Instance Rescheduling Principles
Deleting Faulty Instance Pods
Deployment as the OME sub-workload (a prefill/decode instance consists of one pod):
- Service plane fault: If the pod's container exits with a non-zero code, it is automatically restarted.
- Hardware fault: After Ascend Device Plugin or NodeD reports a hardware fault to ClusterD, Volcano obtains the faulty node, deletes the pod on the node, and isolates the faulty node.

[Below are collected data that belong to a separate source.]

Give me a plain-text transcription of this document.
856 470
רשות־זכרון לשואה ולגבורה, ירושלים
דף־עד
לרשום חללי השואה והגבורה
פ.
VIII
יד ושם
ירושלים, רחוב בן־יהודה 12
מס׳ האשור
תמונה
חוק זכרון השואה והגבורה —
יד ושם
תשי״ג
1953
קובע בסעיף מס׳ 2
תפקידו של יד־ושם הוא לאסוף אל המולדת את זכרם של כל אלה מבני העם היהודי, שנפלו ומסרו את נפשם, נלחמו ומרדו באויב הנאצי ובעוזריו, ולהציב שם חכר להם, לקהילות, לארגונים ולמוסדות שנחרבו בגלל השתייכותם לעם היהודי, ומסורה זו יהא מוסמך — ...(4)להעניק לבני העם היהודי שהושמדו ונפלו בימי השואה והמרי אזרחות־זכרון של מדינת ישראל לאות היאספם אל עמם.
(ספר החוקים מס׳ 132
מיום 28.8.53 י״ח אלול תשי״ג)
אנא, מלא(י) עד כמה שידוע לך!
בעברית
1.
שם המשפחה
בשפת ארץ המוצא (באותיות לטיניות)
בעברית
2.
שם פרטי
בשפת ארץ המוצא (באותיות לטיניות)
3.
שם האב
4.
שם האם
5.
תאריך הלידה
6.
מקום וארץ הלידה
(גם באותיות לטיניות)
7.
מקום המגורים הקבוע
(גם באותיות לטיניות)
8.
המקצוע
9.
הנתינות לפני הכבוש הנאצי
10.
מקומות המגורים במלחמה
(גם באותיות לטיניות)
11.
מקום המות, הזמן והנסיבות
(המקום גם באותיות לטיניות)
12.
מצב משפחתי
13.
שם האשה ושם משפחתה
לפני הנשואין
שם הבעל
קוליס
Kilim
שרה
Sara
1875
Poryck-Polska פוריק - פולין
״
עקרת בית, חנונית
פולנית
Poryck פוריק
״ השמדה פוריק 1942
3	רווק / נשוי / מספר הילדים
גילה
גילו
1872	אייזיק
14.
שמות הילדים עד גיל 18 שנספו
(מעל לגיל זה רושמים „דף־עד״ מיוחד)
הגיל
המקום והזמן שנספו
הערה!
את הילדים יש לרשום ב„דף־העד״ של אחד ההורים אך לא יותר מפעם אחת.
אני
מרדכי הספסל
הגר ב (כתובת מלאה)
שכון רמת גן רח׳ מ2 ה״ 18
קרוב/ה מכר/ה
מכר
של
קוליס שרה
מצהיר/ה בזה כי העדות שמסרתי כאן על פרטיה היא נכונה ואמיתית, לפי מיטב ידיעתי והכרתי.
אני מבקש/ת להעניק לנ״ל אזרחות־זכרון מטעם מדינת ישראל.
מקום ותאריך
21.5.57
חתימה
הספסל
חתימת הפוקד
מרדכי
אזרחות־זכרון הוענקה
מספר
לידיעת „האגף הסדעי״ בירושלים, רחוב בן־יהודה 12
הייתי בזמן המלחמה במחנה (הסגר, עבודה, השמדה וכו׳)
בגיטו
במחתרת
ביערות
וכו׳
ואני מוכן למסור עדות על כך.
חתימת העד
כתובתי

LeaderWorkerSet as the OME sub-workload (a prefill/decode instance consists of more than pods):
- Service plane fault: After the pod's container to which any instance belongs exits with a non-zero code, LWS Controller automatically deletes the PodGroup of the instance.
- Hardware fault: After Ascend Device Plugin or NodeD reports a hardware fault to ClusterD, Volcano obtains the faulty node, deletes the pod on the node, and isolates the faulty node. LWS Controller automatically deletes the PodGroup of the instance.
Re-creating and Scheduling Faulty Instance Pods
During fault recovery of OME jobs, only the faulty prefill/decode instance is rescheduled.
Configuring Instance-Level Rescheduling
The following uses ClusterServingRuntime as an example to describe how to configure instance-level rescheduling.
apiVersion: ome.io/v1beta1
kind: ClusterServingRuntime
metadata:
name: lws-runtime
annotations:
sp-block: "16"
labels:
fault-scheduling: "force" # Enable rescheduling.
pod-rescheduling: "on" # Enable pod-level rescheduling.
fault-retry-times: "3" # Enable unconditional retry for service plane faults.
spec:
...